The state has not learned from history. I refer to the merger of the South Dakota Department of Agriculture and Department of Environment and Natural Resources. These two agencies prior to the recent state-imposed merger did not create a plan describing future operation after the merger. Where is a report showing government dollars saved by the merger? No such report was provided. The news media reported that almost no details have been released about the merger.
A state spokesperson also acknowledged that details on the merger don’t exist. And to a further point, state government provides no reports concluding that either department had been failing in its duties. The merger is not based on money and it is not based on government failure. What is the basis for the merger? The merger was a political act rather than an effort to create better government efficiency.
A merger of government agencies is no different than a merger of businesses. The foremost argument by government (and business) in supporting the act of merger is the money argument: “the government will save money.” Will two state agencies merged as one save money and still each do their real job? No such evidence was presented. It is easy to cut and slash government departments to save money, but an economic advantage is hard to support if there has been no financial analysis. And just as relevant, how do you show an advantage if the merged agencies do not have related purposes along with some essential areas of comparable regulation?
These two different state agencies were created to serve separate goals. The Department of Agriculture is principally chartered to deal with supporting agriculture and economic development related to ag. It is agriculture’s advocate on behalf of the state. The Department of the Environment and Natural Resources is a regulatory agency meant to oversee, for good or ill, activity that affects the air, water, and earth in the state.
The DENR deals with mining, oil exploration, maintaining water quality standards and regulating issues of pollution and resource management. These issues are not within the field of knowledge of experts in the Department of Agriculture. Even when the interest of the two agencies at first glance overlap, the two have little to no interaction. For example, when a large-scale dairy milking operation applied a few years back for a 750,000 gallons-per-day water use permit, the DENR played an important and exclusive role in the permitting process. The Department of Agriculture was not involved at all in the permitting and the ensuing litigation affecting the permit application. The expertise of the two agencies are identified as different by their long-standing separate existence.
Those arguing for a merger often state that the merger is a ‘merger of equals’. Life does not work that way. In every merger one of the parties loses authority. To hold that a merger does not result in one party’s loss of authority is propagated hog manure. When observing a merger, think of submission and think of robust degrees of subservience to a single new boss. Think marriage.
Let me paint another picture. The DENR is the disciplinarian concerned with keeping the public in line on natural resource and environmental matters. The Department of Agriculture is the agency principally encouraging growth in the agricultural industry sector. On their own, both have a place and are essential. But when these two management approaches are housed under one roof natural conflict will occur.
The Department of Agriculture is a significant agency for the state. It is an active promotional spokesman for the state’s largest economic sector. Agriculture contributes 32 billion dollars to the state economy. Like it or not the DENR has the government role of a traffic cop. The DENR has too few advocates in the world of political influence. The DENR is an agency whose effectiveness political leaders would prefer to dilute. The DENR is the real target in this merger.

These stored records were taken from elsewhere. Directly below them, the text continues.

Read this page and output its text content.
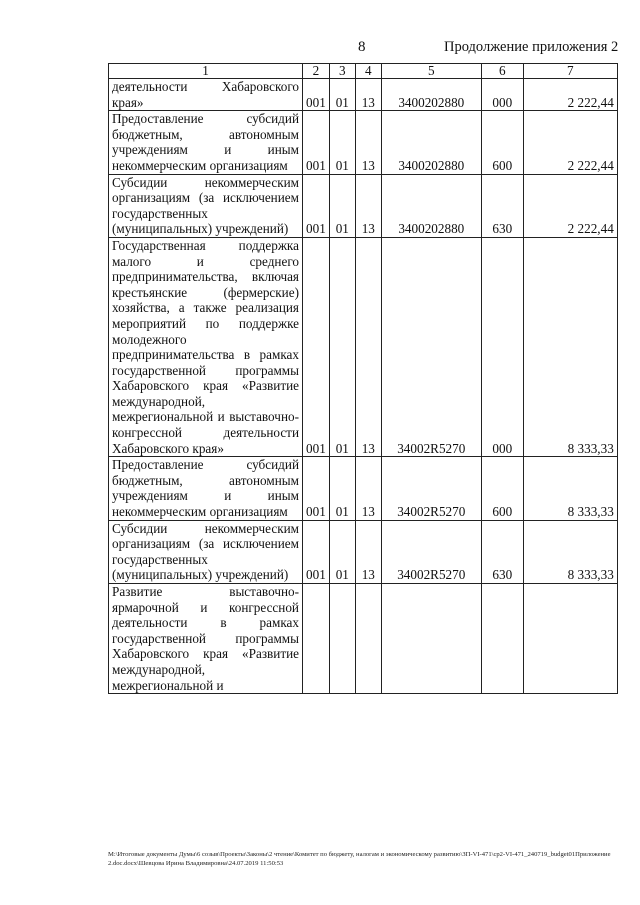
8	Продолжение приложения 2
1	2	3	4	5	6	7
деятельности Хабаровского края»	001	01	13	3400202880	000	2 222,44
Предоставление субсидий бюджетным, автономным учреждениям и иным некоммерческим организациям	001	01	13	3400202880	600	2 222,44
Субсидии некоммерческим организациям (за исключением государственных (муниципальных) учреждений)	001	01	13	3400202880	630	2 222,44
Государственная поддержка малого и среднего предпринимательства, включая крестьянские (фермерские) хозяйства, а также реализация мероприятий по поддержке молодежного предпринимательства в рамках государственной программы Хабаровского края «Развитие международной, межрегиональной и выставочно-конгрессной деятельности Хабаровского края»	001	01	13	34002R5270	000	8 333,33
Предоставление субсидий бюджетным, автономным учреждениям и иным некоммерческим организациям	001	01	13	34002R5270	600	8 333,33
Субсидии некоммерческим организациям (за исключением государственных (муниципальных) учреждений)	001	01	13	34002R5270	630	8 333,33
Развитие выставочно-ярмарочной и конгрессной деятельности в рамках государственной программы Хабаровского края «Развитие международной, межрегиональной и						
M:\Итоговые документы Думы\6 созыв\Проекты\Законы\2 чтение\Комитет по бюджету, налогам и экономическому развитию\ЗП-VI-471\ср2-VI-471_240719_budget01Приложение 2.doc.docx\Шевцова Ирина Владимировна\24.07.2019 11:50:53
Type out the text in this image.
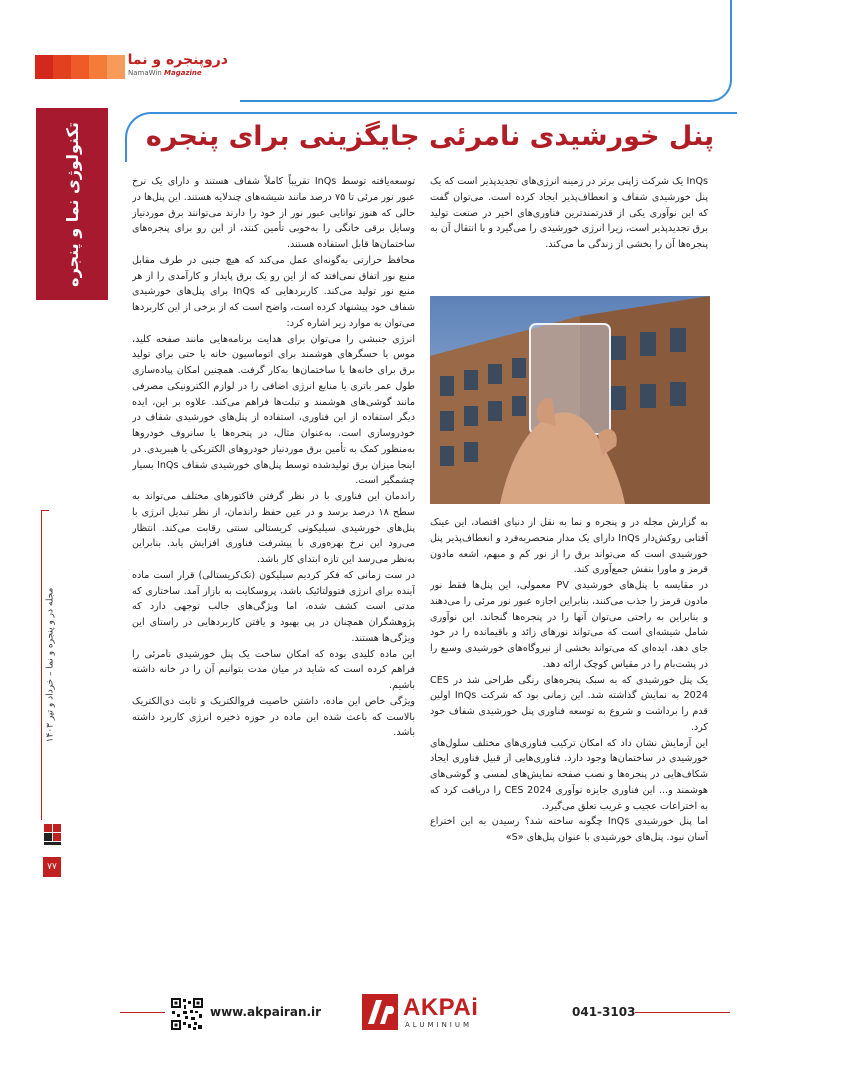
دروپنجره و نما
NamaWin Magazine
تکنولوژی نما و پنجره
مجله در و پنجره و نما – خرداد و تیر ۱۴۰۳
۷۷
پنل خورشیدی نامرئی جایگزینی برای پنجره

InQs یک شرکت ژاپنی برتر در زمینه انرژی‌های تجدیدپذیر است که یک پنل خورشیدی شفاف و انعطاف‌پذیر ایجاد کرده است. می‌توان گفت که این نوآوری یکی از قدرتمندترین فناوری‌های اخیر در صنعت تولید برق تجدیدپذیر است، زیرا انرژی خورشیدی را می‌گیرد و با انتقال آن به پنجره‌ها آن را بخشی از زندگی ما می‌کند.

به گزارش مجله در و پنجره و نما به نقل از دنیای اقتصاد، این عینک آفتابی روکش‌دار InQs دارای یک مدار منحصربه‌فرد و انعطاف‌پذیر پنل خورشیدی است که می‌تواند برق را از نور کم و مبهم، اشعه مادون قرمز و ماورا بنفش جمع‌آوری کند.

در مقایسه با پنل‌های خورشیدی PV معمولی، این پنل‌ها فقط نور مادون قرمز را جذب می‌کنند، بنابراین اجازه عبور نور مرئی را می‌دهند و بنابراین به راحتی می‌توان آنها را در پنجره‌ها گنجاند. این نوآوری شامل شیشه‌ای است که می‌تواند نورهای زائد و باقیمانده را در خود جای دهد، ایده‌ای که می‌تواند بخشی از نیروگاه‌های خورشیدی وسیع را در پشت‌بام را در مقیاس کوچک ارائه دهد.

یک پنل خورشیدی که به سبک پنجره‌های رنگی طراحی شد در CES 2024 به نمایش گذاشته شد. این زمانی بود که شرکت InQs اولین قدم را برداشت و شروع به توسعه فناوری پنل خورشیدی شفاف خود کرد.

این آزمایش نشان داد که امکان ترکیب فناوری‌های مختلف سلول‌های خورشیدی در ساختمان‌ها وجود دارد. فناوری‌هایی از قبیل فناوری ایجاد شکاف‌هایی در پنجره‌ها و نصب صفحه نمایش‌های لمسی و گوشی‌های هوشمند و... این فناوری جایزه نوآوری CES 2024 را دریافت کرد که به اختراعات عجیب و غریب تعلق می‌گیرد.

اما پنل خورشیدی InQs چگونه ساخته شد؟ رسیدن به این اختراع آسان نبود. پنل‌های خورشیدی با عنوان پنل‌های «S»

توسعه‌یافته توسط InQs تقریباً کاملاً شفاف هستند و دارای یک نرخ عبور نور مرئی تا ۷۵ درصد مانند شیشه‌های چندلایه هستند. این پنل‌ها در حالی که هنوز توانایی عبور نور از خود را دارند می‌توانند برق موردنیاز وسایل برقی خانگی را به‌خوبی تأمین کنند، از این رو برای پنجره‌های ساختمان‌ها قابل استفاده هستند.

محافظ حرارتی به‌گونه‌ای عمل می‌کند که هیچ جنبی در طرف مقابل منبع نور اتفاق نمی‌افتد که از این رو یک برق پایدار و کارآمدی را از هر منبع نور تولید می‌کند. کاربردهایی که InQs برای پنل‌های خورشیدی شفاف خود پیشنهاد کرده است، واضح است که از برخی از این کاربردها می‌توان به موارد زیر اشاره کرد:

انرژی جنبشی را می‌توان برای هدایت برنامه‌هایی مانند صفحه کلید، موس یا حسگرهای هوشمند برای اتوماسیون خانه یا حتی برای تولید برق برای خانه‌ها یا ساختمان‌ها به‌کار گرفت. همچنین امکان پیاده‌سازی طول عمر باتری یا منابع انرژی اضافی را در لوازم الکترونیکی مصرفی مانند گوشی‌های هوشمند و تبلت‌ها فراهم می‌کند. علاوه بر این، ایده دیگر استفاده از این فناوری، استفاده از پنل‌های خورشیدی شفاف در خودروسازی است. به‌عنوان مثال، در پنجره‌ها یا سانروف خودروها به‌منظور کمک به تأمین برق موردنیاز خودروهای الکتریکی یا هیبریدی. در اینجا میزان برق تولیدشده توسط پنل‌های خورشیدی شفاف InQs بسیار چشمگیر است.

راندمان این فناوری با در نظر گرفتن فاکتورهای مختلف می‌تواند به سطح ۱۸ درصد برسد و در عین حفظ راندمان، از نظر تبدیل انرژی با پنل‌های خورشیدی سیلیکونی کریستالی سنتی رقابت می‌کند. انتظار می‌رود این نرخ بهره‌وری با پیشرفت فناوری افزایش یابد. بنابراین به‌نظر می‌رسد این تازه ابتدای کار باشد.

در ست زمانی که فکر کردیم سیلیکون (تک‌کریستالی) قرار است ماده آینده برای انرژی فتوولتائیک باشد، پروسکایت به بازار آمد. ساختاری که مدتی است کشف شده، اما ویژگی‌های جالب توجهی دارد که پژوهشگران همچنان در پی بهبود و یافتن کاربردهایی در راستای این ویژگی‌ها هستند.

این ماده کلیدی بوده که امکان ساخت یک پنل خورشیدی نامرئی را فراهم کرده است که شاید در میان مدت بتوانیم آن را در خانه داشته باشیم.

ویژگی خاص این ماده، داشتن خاصیت فروالکتریک و ثابت دی‌الکتریک بالاست که باعث شده این ماده در حوزه ذخیره انرژی کاربرد داشته باشد.

www.akpairan.ir	AKPAi
ALUMINIUM
041-3103
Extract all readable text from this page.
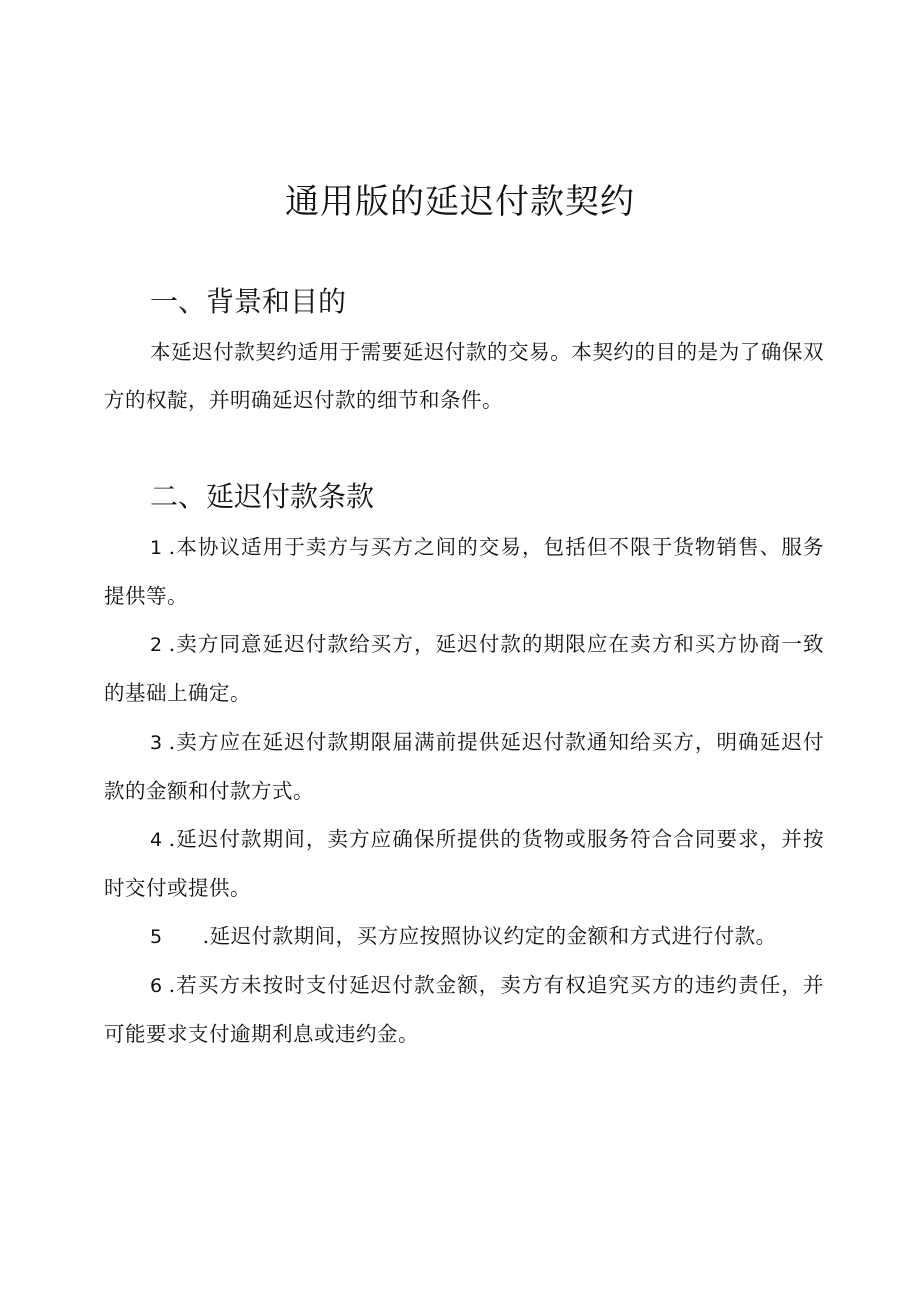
通用版的延迟付款契约
一、背景和目的

本延迟付款契约适用于需要延迟付款的交易。本契约的目的是为了确保双方的权靛，并明确延迟付款的细节和条件。

二、延迟付款条款

1 .本协议适用于卖方与买方之间的交易，包括但不限于货物销售、服务提供等。

2 .卖方同意延迟付款给买方，延迟付款的期限应在卖方和买方协商一致的基础上确定。

3 .卖方应在延迟付款期限届满前提供延迟付款通知给买方，明确延迟付款的金额和付款方式。

4 .延迟付款期间，卖方应确保所提供的货物或服务符合合同要求，并按时交付或提供。

5 .延迟付款期间，买方应按照协议约定的金额和方式进行付款。

6 .若买方未按时支付延迟付款金额，卖方有权追究买方的违约责任，并可能要求支付逾期利息或违约金。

The DENR is patterned after and is the result of the earlier creation of the U S EPA. The purposes and origin of the DENR as well as its relationship with the EPA are lost on the current state administration. Richard Nixon established the EPA years ago to consolidate required environmental responsibilities overseen by different federal agencies all into one agency. He consolidated programs from departments including the US Department of Agriculture and the Interior Department. Nixon’s course of action had foresight. In support of the EPA as a new agency Nixon stated, “Restoring nature to its natural state is a cause beyond party and beyond factions. It has become a common cause of all the people of this country.” I do not suggest I think the EPA or DENR are anywhere near perfect. Far from it. I have my concerns and will continue to recommend that changes are in order. But a neutering job (taking the word ‘environment’ out of the title of the new merged department) is a not-too-subtle act by the administration reflecting its overall intent for the merger.
Government serves critical roles in society, and in some areas performs them well. In some areas not so well. Reform of government and the reorganization of government are a good thing. Transplant surgery in which the wrong organ is put in the wrong part of the body is not a good thing. South Dakota’s merger of two disparate departments is not based on saving money; not based on future efficiencies in new agency operations; and not based on existing failures of either agency. I invite the readers to let me know in ten years’ time the name of the party who will unhesitatingly acknowledge its success.